National anti-war activist Cindy Sheehan urged the immediate withdrawal of American forces.
But others said a retreat now would strengthen terrorists around the world.
VPR’s John Dillon reports:
(Dillon) The audience reflected Vermont’s passions about the war. A winter storm had shut down most legislative hearings. Still, about 100 people gathered in the House chamber and heard mothers and sons, veterans and peace activists, debate a resolution that calls for the withdrawal of American forces from Iraq.
(Sheehan) “Every day that we stay in Iraq brings destabilization of the region and brings us farther away from ever stabilizing that region.”
(Dillon) Cindy Sheehan said Vermonters can show support for the troops by bringing them home. Sheehan’s son Casey was killed in the war. She co-founded Gold Star Mothers for Peace and became well known for leading protests against President Bush.
(Sheehan) “I think that’s important that we say that we separate our government’s foreign policy from the actions of the troops. The troops many times join for honorable reasons. And they are asked being to do dishonorable duty.”
(Dillon) Vicki Strong from Albany, Vermont is also a Gold Star mother, a membership reserved for those whose children have made the ultimate sacrifice.
Strong handed out pictures of her son Jesse in his dress blue Marine uniform. He was killed in January 2005.
(Strong) “He was our pride and joy as a young man. I tell you that, because in spite of my loss, which is tremendous and profound, I am so proud of our military who are standing up today fighting the war on terror.”
(Dillon) Strong said she talked to her son four days before he was killed.
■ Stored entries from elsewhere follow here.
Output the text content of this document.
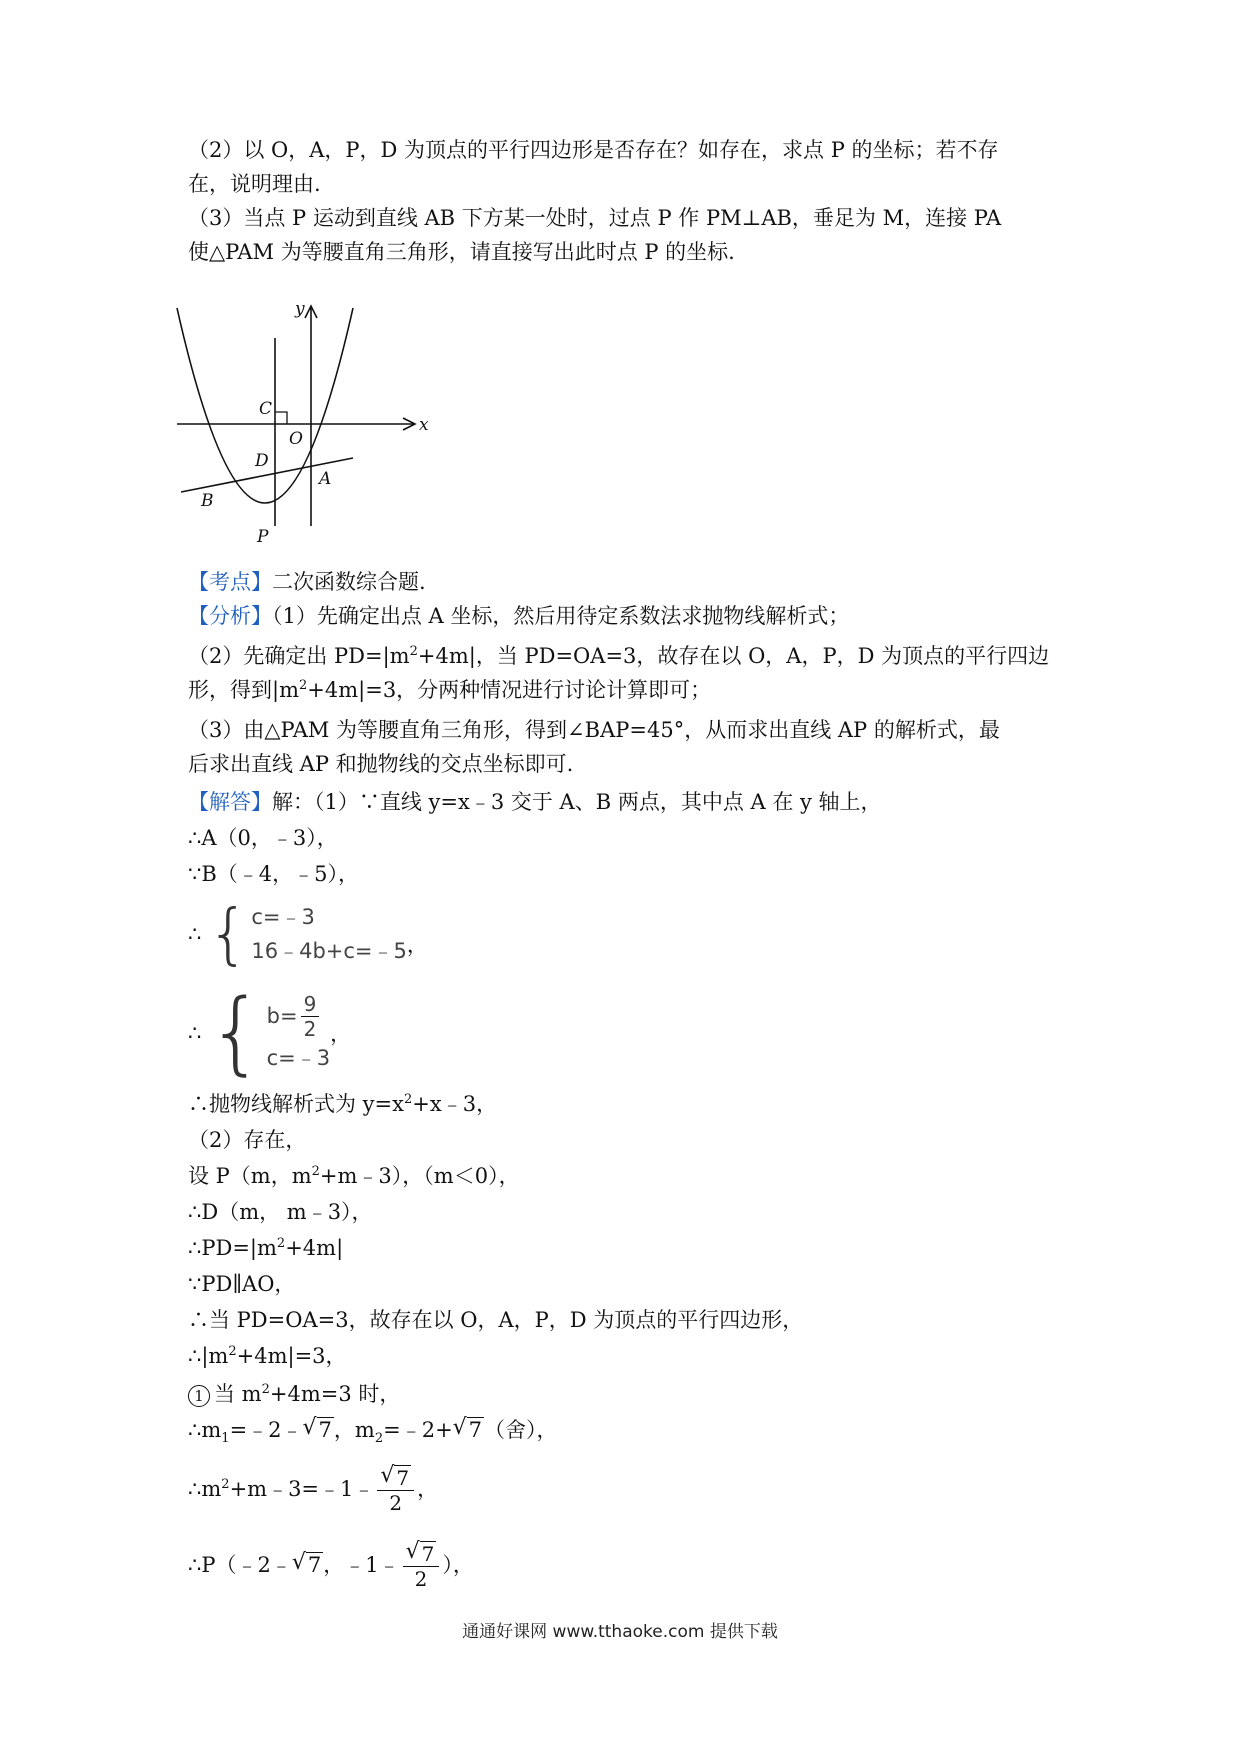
（2）以 O，A，P，D 为顶点的平行四边形是否存在？如存在，求点 P 的坐标；若不存
在，说明理由.
（3）当点 P 运动到直线 AB 下方某一处时，过点 P 作 PM⊥AB，垂足为 M，连接 PA
使△PAM 为等腰直角三角形，请直接写出此时点 P 的坐标.
y
x
C
O
D
A
B
P
【考点】二次函数综合题.
【分析】（1）先确定出点 A 坐标，然后用待定系数法求抛物线解析式；
（2）先确定出 $PD=|m^2+4m|$，当 PD=OA=3，故存在以 O，A，P，D 为顶点的平行四边
形，得到$|m^2+4m|=3$，分两种情况进行讨论计算即可；
（3）由△PAM 为等腰直角三角形，得到∠BAP=45°，从而求出直线 AP 的解析式，最
后求出直线 AP 和抛物线的交点坐标即可.
【解答】解：（1）∵直线 y=x﹣3 交于 A、B 两点，其中点 A 在 y 轴上，
∴A（0，﹣3），
∵B（﹣4，﹣5），
∴ { c=﹣3
16﹣4b+c=﹣5 ，
∴ { $b= \frac{9}{2}$
c=﹣3
，
∴抛物线解析式为 $y=x^2+x﹣3$，
（2）存在，
设 P（m，$m^2+m﹣3$），（m＜0），
∴D（m， m﹣3），
$\therefore PD=|m^2+4m|$
∵PD∥AO，
∴当 PD=OA=3，故存在以 O，A，P，D 为顶点的平行四边形，
$\therefore|m^2+4m|=3$，
1 当 $m^2+4m=3$ 时，
$\therefore m_1=﹣2﹣√$ 7，$m_2=﹣2+√$ 7（舍），
$\therefore m^2+m﹣3=﹣1﹣$
√ $\frac{7}{2}$ ，
∴P（﹣2﹣√ 7，﹣1﹣
√ $\frac{7}{2}$ ），
通通好课网 www.tthaoke.com 提供下载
She said he was convinced that he was making Iraq a better place.
(Strong) “And that phone call involved his pride in preparing the Iraq country for the very first election.”
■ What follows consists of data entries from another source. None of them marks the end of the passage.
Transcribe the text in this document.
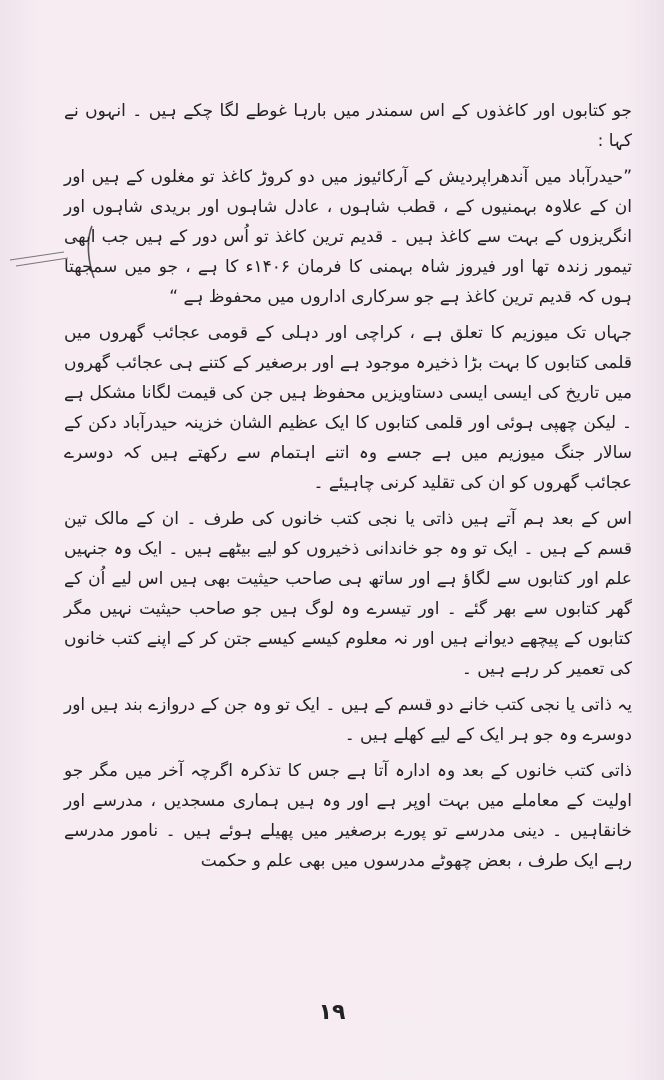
جو کتابوں اور کاغذوں کے اس سمندر میں بارہا غوطے لگا چکے ہیں ۔ انہوں نے کہا :

”حیدرآباد میں آندھراپردیش کے آرکائیوز میں دو کروڑ کاغذ تو مغلوں کے ہیں اور ان کے علاوہ بہمنیوں کے ، قطب شاہوں ، عادل شاہوں اور بریدی شاہوں اور انگریزوں کے بہت سے کاغذ ہیں ۔ قدیم ترین کاغذ تو اُس دور کے ہیں جب ابھی تیمور زندہ تھا اور فیروز شاہ بہمنی کا فرمان ۱۴۰۶ء کا ہے ، جو میں سمجھتا ہوں کہ قدیم ترین کاغذ ہے جو سرکاری اداروں میں محفوظ ہے “

جہاں تک میوزیم کا تعلق ہے ، کراچی اور دہلی کے قومی عجائب گھروں میں قلمی کتابوں کا بہت بڑا ذخیرہ موجود ہے اور برصغیر کے کتنے ہی عجائب گھروں میں تاریخ کی ایسی ایسی دستاویزیں محفوظ ہیں جن کی قیمت لگانا مشکل ہے ۔ لیکن چھپی ہوئی اور قلمی کتابوں کا ایک عظیم الشان خزینہ حیدرآباد دکن کے سالار جنگ میوزیم میں ہے جسے وہ اتنے اہتمام سے رکھتے ہیں کہ دوسرے عجائب گھروں کو ان کی تقلید کرنی چاہیئے ۔

اس کے بعد ہم آتے ہیں ذاتی یا نجی کتب خانوں کی طرف ۔ ان کے مالک تین قسم کے ہیں ۔ ایک تو وہ جو خاندانی ذخیروں کو لیے بیٹھے ہیں ۔ ایک وہ جنہیں علم اور کتابوں سے لگاؤ ہے اور ساتھ ہی صاحب حیثیت بھی ہیں اس لیے اُن کے گھر کتابوں سے بھر گئے ۔ اور تیسرے وہ لوگ ہیں جو صاحب حیثیت نہیں مگر کتابوں کے پیچھے دیوانے ہیں اور نہ معلوم کیسے کیسے جتن کر کے اپنے کتب خانوں کی تعمیر کر رہے ہیں ۔

یہ ذاتی یا نجی کتب خانے دو قسم کے ہیں ۔ ایک تو وہ جن کے دروازے بند ہیں اور دوسرے وہ جو ہر ایک کے لیے کھلے ہیں ۔

ذاتی کتب خانوں کے بعد وہ ادارہ آتا ہے جس کا تذکرہ اگرچہ آخر میں مگر جو اولیت کے معاملے میں بہت اوپر ہے اور وہ ہیں ہماری مسجدیں ، مدرسے اور خانقاہیں ۔ دینی مدرسے تو پورے برصغیر میں پھیلے ہوئے ہیں ۔ نامور مدرسے رہے ایک طرف ، بعض چھوٹے مدرسوں میں بھی علم و حکمت

۱۹
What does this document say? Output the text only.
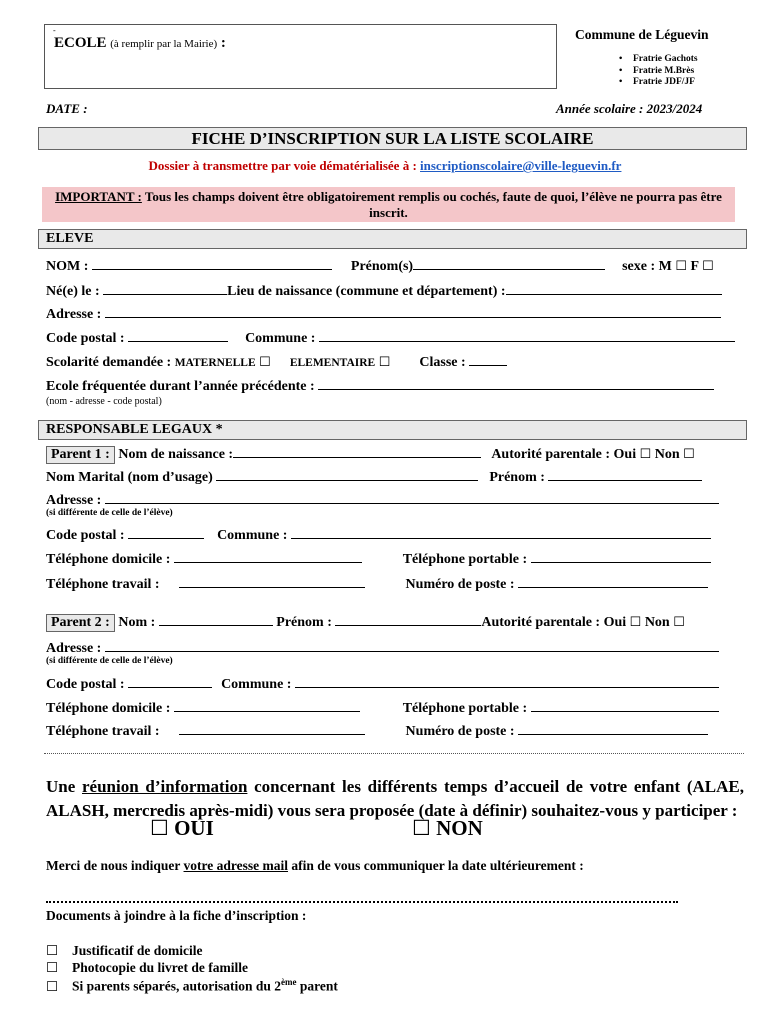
-
ECOLE (à remplir par la Mairie) :
Commune de Léguevin
• Fratrie Gachots
• Fratrie M.Brès
• Fratrie JDF/JF
DATE :	Année scolaire : 2023/2024
FICHE D’INSCRIPTION SUR LA LISTE SCOLAIRE
Dossier à transmettre par voie dématérialisée à : inscriptionscolaire@ville-leguevin.fr
IMPORTANT : Tous les champs doivent être obligatoirement remplis ou cochés, faute de quoi, l’élève ne pourra pas être inscrit.
ELEVE
NOM :	Prénom(s)	sexe : M ☐ F ☐
Né(e) le :	Lieu de naissance (commune et département) :
Adresse :
Code postal :	Commune :
Scolarité demandée : MATERNELLE ☐ ELEMENTAIRE ☐ Classe :
Ecole fréquentée durant l’année précédente :
(nom - adresse - code postal)
RESPONSABLE LEGAUX *
Parent 1 : Nom de naissance :	Autorité parentale : Oui ☐ Non ☐
Nom Marital (nom d’usage)	Prénom :
Adresse :
(si différente de celle de l’élève)
Code postal :	Commune :
Téléphone domicile :	Téléphone portable :
Téléphone travail :	Numéro de poste :
Parent 2 : Nom :	Prénom :	Autorité parentale : Oui ☐ Non ☐
Adresse :
(si différente de celle de l’élève)
Code postal :	Commune :
Téléphone domicile :	Téléphone portable :
Téléphone travail :	Numéro de poste :
Une réunion d’information concernant les différents temps d’accueil de votre enfant (ALAE, ALASH, mercredis après-midi) vous sera proposée (date à définir) souhaitez-vous y participer :
☐ OUI	☐ NON
Merci de nous indiquer votre adresse mail afin de vous communiquer la date ultérieurement :
Documents à joindre à la fiche d’inscription :
☐ Justificatif de domicile
☐ Photocopie du livret de famille
☐ Si parents séparés, autorisation du 2ème parent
(Dillon) But Iraq veterans who spoke out against the war said they had been led there under false pretenses, and made to serve as an occupying army.
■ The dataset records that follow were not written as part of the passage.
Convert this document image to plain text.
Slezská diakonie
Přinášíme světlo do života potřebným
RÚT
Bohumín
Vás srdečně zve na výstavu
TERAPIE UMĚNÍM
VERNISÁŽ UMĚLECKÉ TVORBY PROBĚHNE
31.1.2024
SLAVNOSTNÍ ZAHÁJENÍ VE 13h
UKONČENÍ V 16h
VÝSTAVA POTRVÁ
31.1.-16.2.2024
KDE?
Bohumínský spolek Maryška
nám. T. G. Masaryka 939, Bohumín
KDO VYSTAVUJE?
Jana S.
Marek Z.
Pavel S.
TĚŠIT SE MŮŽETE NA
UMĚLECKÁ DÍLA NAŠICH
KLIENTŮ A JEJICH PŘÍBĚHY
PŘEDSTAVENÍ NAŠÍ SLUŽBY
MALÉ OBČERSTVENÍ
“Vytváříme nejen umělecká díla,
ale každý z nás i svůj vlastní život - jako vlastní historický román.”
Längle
(Cameron) “Democracy is not taught through the barrel of a gun.”
(Dillon) Drew Cameron of Burlington served in a field artillery regiment in Iraq. He said he was deceived about the reasons for the war.
(Cameron) “It is not an easy thing to come home from a war and realize that you were callously sent over there.”
(Dillon) Former Marine Corporal Matthew Howard said his first mission in Iraq was to secure oil fields. He does not believe he was there to foster democracy.
(Howard) “The fact of the matter is that Iraq is exponentially worse off than it was four years ago. There was no insurgency when I invaded that country. We have created that insurgency because people do not like living under foreign military occupation. These insurgents are freedom fighters. They are fighting for their country’s freedom.”
(Dillon) Retired Sergeant Matt Bedia calls them terrorists. The Iraq war veteran was a member of the Vermont National Guard’s Task Force Red Leg. In May of 2004, he was injured in a mortar attack that killed two of his fellow Vermonters.
The disabled veteran limped toward the microphone and put his Purple Heart on the table.
(Bedia) “We can win this war. We just got to let the military do what it needs to do. Bring back stability to Iraq. It will take time. Let us win this. Do not take dishonor away from us. This nonsense has got to stop because these resolutions do hurt, demoralize the troops.”
(Dillon) The hearing came three weeks after both the House and the Senate went on record against the war.
So the hearing won’t affect that resolution. But the testimony may help frame the debate for Town Meeting Day, as communities around Vermont continue to debate U.S. involvement in Iraq.
For Vermont Public Radio, I’m John Dillon in Montpelier.